Paul Simon's rock 'n' roll has always been a little different. Raucous, unreconstructed and soul deep, rock is, first of all, about feeling. Or so it is thought to be. But Simon's songs are also about thinking, about the half- rational process of measuring out passion in small portions, like time- release capsules, detonating long after consumption. They are stately, funny and absurd, with elusive rhythmic changes and melodic surprises that come up fast and take the tune off in a whole new direction.
This is music for a great rock musical that has never been written. It would be a show that assumes a certain level of sophistication and psychological voyaging on the part of the listener, as well as an abiding interest in the melancholy, ruminative personality of the composer himself. Simon trafficks in arms-length introspection and sardonic social speculations as easily and elegantly as Carl Perkins tied up his blue suede shoes.
Simon is articulate about his craft. Many songwriters dodge interpretive discussions, but Simon will dig in, talking about a tune with the fluid confidence of a seminar master.

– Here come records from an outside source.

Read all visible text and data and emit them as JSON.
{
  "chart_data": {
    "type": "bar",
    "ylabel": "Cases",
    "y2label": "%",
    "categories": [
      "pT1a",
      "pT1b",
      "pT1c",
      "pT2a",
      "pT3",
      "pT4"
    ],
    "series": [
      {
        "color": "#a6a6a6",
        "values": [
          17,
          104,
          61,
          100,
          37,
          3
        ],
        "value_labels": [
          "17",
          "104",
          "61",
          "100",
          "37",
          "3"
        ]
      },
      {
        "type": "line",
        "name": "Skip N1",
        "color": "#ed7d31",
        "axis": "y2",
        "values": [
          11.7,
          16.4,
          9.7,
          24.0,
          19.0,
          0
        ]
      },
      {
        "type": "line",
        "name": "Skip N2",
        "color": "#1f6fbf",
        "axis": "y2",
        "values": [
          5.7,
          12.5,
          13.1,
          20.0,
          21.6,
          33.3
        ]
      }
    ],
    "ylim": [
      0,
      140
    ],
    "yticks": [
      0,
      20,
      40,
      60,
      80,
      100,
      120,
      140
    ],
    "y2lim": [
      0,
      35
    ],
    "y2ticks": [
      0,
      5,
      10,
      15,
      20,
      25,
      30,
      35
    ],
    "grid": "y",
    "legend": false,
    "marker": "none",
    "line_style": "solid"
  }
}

Indeed, he has taught a few songwriting classes, and can cut loose about "pressure to keep music either raw and unsophisticated or to keep it young. On the one hand, that might make rock vital, but on the other, one reason my generation has stopped listening to music is that it doesn't have anything to do with their lives. In the '60s, it was what was happening in your life, in the life of your community. Now you hear what's happening in the life of an adolescent community. I wanted to say what I had to say, and have my generation say, 'This is about our life. Not about our children.' "
That sounds a little defensive, as well as prideful, for a past master songwriter who is passing 43. It may be that when Simon embarked on the project that was to become his splendid new album, Graceland, he was, in his own words, "not hot in any way." One-Trick Pony, the 1980 feature film he wrote and starred in, bottomed out at the box office. A 1983 tour with his old partner Art Garfunkel was a nostalgic about-face. Hearts and Bones, in 1983, did not even offer up one high-charting song, a novel situation indeed for the author of such classics as Bridge Over Troubled Water and Mrs. Robinson. What was needed, clearly, was something a little different. It was called Gumboots.
A musician pal of Simon's passed him a bootleg cassette of instrumental music with that intriguing name, subtitled Accordion Jive Hits, Volume II. Simon played it all during the summer of 1984, hearing in its unsprung beat echoes of old rhythm and blues, '50s style. The music on the tape turned out to be mbaqanga, or "township jive," from the streets of Soweto. Simon became obsessed. In January 1985, he took off for South Africa and began to record with Soweto's Boyoyo Boys, Tao Ea Matsekha (a group from Lesotho), and General M.D. Shirinda and the Gaza Sisters. "It was very interesting," Simon reports, "but very strange."